Versace Pour Homme Dylan Blue isimli yeni kardeş, ilk duyduğum andan itibaren bende Bob Dylan’ı çağrıştırıyor. Versace ise kendi internet sitesinde Dylan Blue’nun tasarımında Akdeniz’in cazibeli kokusundan ilham aldıklarını vurguluyor. Ayrıca Dylan Blue’nun fujer tarafına vurgu yapıyor. Parfümün modern ferahlığa sahip olduğu da belirtilmiş.

Dylan Blue’nun açılışı bekleneceği üzere turunçgillerle gerçekleşiyor. Şekerli bergamot ve greyfurtla ilk saniyeler gayet tanıdık ve ortalama denebilir. Orta kısma geçildiğinde şekerli turunçgiller geri planda dururken, parfümün ana oyuncusu ambroksan devreye giriyor. Anason-yıldız anasona benzeyen orta kısımdaki ambroksan parfüme bir taraftan dinamizm katarken diğer taraftan da metalik yapaylık ekliyor. Orta bölümde ambroksana eşlik eden menekşe ise tabii ki bana göre değil. Son kısım, orta bölümün paralelinde ilerliyor. Kapanışta yapay vetiver ve sıradan odunsularla teninize elveda ediyor.

Dylan Blue, ismindeki ve şişesindeki mavi temayı kokusuna yansıtmaya çalışmış. Her ne kadar su-deniz gibi kokmasa da geri planda hep ferahlık ve abisi Versace Pour Homme’ye öykünme var. Ambroksan gibi dinamik bir elementin sıcak yaz günlerinde nasıl tepki vereceğini tahmin edemesem de Dylan Blue, tam anlamıyla ferah bir yazlık değil sanki. Deniz yosunu ya da okyanus gibi de kokmuyor.

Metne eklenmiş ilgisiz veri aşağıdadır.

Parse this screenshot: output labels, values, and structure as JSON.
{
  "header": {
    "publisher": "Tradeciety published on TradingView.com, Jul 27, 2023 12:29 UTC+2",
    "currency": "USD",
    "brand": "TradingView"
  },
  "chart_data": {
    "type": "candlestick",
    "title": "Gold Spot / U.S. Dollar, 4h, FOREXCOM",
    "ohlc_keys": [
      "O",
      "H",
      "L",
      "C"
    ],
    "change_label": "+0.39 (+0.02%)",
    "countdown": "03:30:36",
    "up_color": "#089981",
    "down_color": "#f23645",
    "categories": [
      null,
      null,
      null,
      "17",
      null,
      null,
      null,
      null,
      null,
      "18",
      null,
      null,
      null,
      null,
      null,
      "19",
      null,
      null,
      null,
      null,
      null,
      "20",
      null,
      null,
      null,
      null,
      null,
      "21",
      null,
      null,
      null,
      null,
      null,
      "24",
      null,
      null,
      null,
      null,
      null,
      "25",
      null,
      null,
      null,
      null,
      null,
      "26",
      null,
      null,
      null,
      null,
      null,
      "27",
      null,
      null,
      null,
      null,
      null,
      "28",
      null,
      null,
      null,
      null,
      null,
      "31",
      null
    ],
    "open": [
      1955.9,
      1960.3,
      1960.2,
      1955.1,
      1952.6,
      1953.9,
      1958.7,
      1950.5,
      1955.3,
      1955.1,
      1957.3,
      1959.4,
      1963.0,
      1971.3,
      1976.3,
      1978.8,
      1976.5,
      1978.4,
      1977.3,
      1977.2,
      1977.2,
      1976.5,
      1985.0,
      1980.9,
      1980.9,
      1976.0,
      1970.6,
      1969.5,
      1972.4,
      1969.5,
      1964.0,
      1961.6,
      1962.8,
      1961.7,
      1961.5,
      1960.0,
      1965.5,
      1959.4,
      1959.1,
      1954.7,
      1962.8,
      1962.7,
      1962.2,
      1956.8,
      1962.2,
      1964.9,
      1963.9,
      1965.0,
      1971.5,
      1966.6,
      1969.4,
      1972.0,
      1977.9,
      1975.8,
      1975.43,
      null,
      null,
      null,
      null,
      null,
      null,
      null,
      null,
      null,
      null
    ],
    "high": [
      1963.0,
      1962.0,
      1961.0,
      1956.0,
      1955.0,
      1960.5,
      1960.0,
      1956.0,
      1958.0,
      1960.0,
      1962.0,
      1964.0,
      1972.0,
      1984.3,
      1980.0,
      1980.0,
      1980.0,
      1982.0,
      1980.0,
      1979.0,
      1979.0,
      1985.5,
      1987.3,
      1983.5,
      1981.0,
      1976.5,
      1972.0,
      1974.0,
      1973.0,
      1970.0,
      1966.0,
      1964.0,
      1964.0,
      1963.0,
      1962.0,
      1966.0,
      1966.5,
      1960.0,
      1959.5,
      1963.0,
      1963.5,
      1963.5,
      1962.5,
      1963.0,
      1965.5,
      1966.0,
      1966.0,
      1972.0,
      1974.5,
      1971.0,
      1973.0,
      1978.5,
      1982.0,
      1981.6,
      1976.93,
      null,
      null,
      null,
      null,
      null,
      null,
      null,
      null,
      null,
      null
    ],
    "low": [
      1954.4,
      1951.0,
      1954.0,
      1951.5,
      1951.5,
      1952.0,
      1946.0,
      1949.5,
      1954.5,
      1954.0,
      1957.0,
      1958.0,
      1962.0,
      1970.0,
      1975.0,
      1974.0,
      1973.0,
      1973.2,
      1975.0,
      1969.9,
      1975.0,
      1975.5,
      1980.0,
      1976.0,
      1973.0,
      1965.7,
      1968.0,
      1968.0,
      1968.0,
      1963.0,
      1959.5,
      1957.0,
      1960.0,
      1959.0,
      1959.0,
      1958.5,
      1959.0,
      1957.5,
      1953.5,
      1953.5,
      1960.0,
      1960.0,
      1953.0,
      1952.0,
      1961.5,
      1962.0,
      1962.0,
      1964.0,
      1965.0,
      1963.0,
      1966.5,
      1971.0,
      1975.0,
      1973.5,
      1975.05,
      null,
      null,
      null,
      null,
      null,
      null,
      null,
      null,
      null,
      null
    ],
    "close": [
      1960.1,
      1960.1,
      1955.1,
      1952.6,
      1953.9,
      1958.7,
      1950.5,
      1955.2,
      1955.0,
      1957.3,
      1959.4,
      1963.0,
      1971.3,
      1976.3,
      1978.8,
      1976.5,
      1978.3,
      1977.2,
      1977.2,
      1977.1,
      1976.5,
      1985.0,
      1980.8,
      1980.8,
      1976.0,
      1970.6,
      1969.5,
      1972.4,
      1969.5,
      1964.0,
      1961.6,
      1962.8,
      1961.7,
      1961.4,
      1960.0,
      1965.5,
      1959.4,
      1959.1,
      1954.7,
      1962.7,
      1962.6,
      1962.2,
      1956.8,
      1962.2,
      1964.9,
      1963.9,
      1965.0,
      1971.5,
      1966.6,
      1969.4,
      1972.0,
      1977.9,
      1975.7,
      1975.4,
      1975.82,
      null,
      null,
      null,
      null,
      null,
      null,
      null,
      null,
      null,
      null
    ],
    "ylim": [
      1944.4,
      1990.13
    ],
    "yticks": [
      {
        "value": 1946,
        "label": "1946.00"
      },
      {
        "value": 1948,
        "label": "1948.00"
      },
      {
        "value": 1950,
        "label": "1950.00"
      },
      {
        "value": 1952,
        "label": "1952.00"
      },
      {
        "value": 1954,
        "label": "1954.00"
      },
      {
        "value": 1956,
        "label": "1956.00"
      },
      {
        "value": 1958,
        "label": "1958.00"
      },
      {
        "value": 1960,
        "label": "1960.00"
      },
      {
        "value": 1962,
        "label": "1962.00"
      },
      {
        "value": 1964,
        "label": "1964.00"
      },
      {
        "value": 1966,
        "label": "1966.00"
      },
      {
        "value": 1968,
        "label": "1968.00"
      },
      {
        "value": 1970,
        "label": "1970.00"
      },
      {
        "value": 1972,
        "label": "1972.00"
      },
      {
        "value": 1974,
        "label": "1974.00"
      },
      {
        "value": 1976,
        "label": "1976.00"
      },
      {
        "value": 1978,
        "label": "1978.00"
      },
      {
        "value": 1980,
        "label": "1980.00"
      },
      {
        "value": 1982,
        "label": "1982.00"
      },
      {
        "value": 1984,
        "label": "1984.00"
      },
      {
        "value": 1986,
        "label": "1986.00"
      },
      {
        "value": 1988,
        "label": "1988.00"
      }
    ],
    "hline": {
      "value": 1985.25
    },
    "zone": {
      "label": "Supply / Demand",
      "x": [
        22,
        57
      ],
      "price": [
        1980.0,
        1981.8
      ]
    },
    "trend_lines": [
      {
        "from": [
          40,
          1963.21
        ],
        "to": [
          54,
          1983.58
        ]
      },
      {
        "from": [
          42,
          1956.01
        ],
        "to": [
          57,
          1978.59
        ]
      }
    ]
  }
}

Dylan Blue, anasonsu, baharatlı, menekşeli gibi davranıyor. Tabii hemen her yeni parfümdeki gibi bol miktarda tatlılık hissediliyor. Buradaki tatlılık leziz vanilyadan değil de abartılı verilmiş tonka fasulyesinden geliyor muhtemelen. Sonuç olarak bir süre sonra bu şekerli yapı can sıkıcı hale dönüşüyor.

Dylan Blue, tam bir piyasa parfümü. Büyük kitlelerin sevmesi için tasarlanmış, kadınlardan iltifatlar alabileceğiniz, kullanımı kolay ve güvenli denebilecek bir arkadaş fakat kokusu hissedilir oranda yapay ve sıkıcı. Yaratıcılık namına hiçbir şey barındırmıyor. Piyasadaki popüler rakipleriyle yarışmak için ortaya çıkarılan bir parfüme benziyor.

Dylan Blue’nun rakipleri kimler peki? En büyük rakibi Dior’un yeni erkek parfümü Sauvage. Zaten Dylan Blue’nun kokusu oldukça benziyor Sauvage’ye. Bir başka rakip olarak Bleu de Chanel olarak belirlenebilir. Ayrıca Yves Saint Laurent – L’Homme, CH Men Prive, Acqua di Gio Profumo gibi sağlam rakipleri de var ve işi zor görünüyor Dylan Blue’nun.

EDT formundaki Dylan Blue’nun performansı ortalama denebilir. Ara ara kendisini size hissettiriyor gün içinde. Kalıcılığı bir EDT için yeterli. Günlük kullanıma uyabilecek Dylan Blue, soğuk kış mevsimi dışında her zaman kullanılabilir.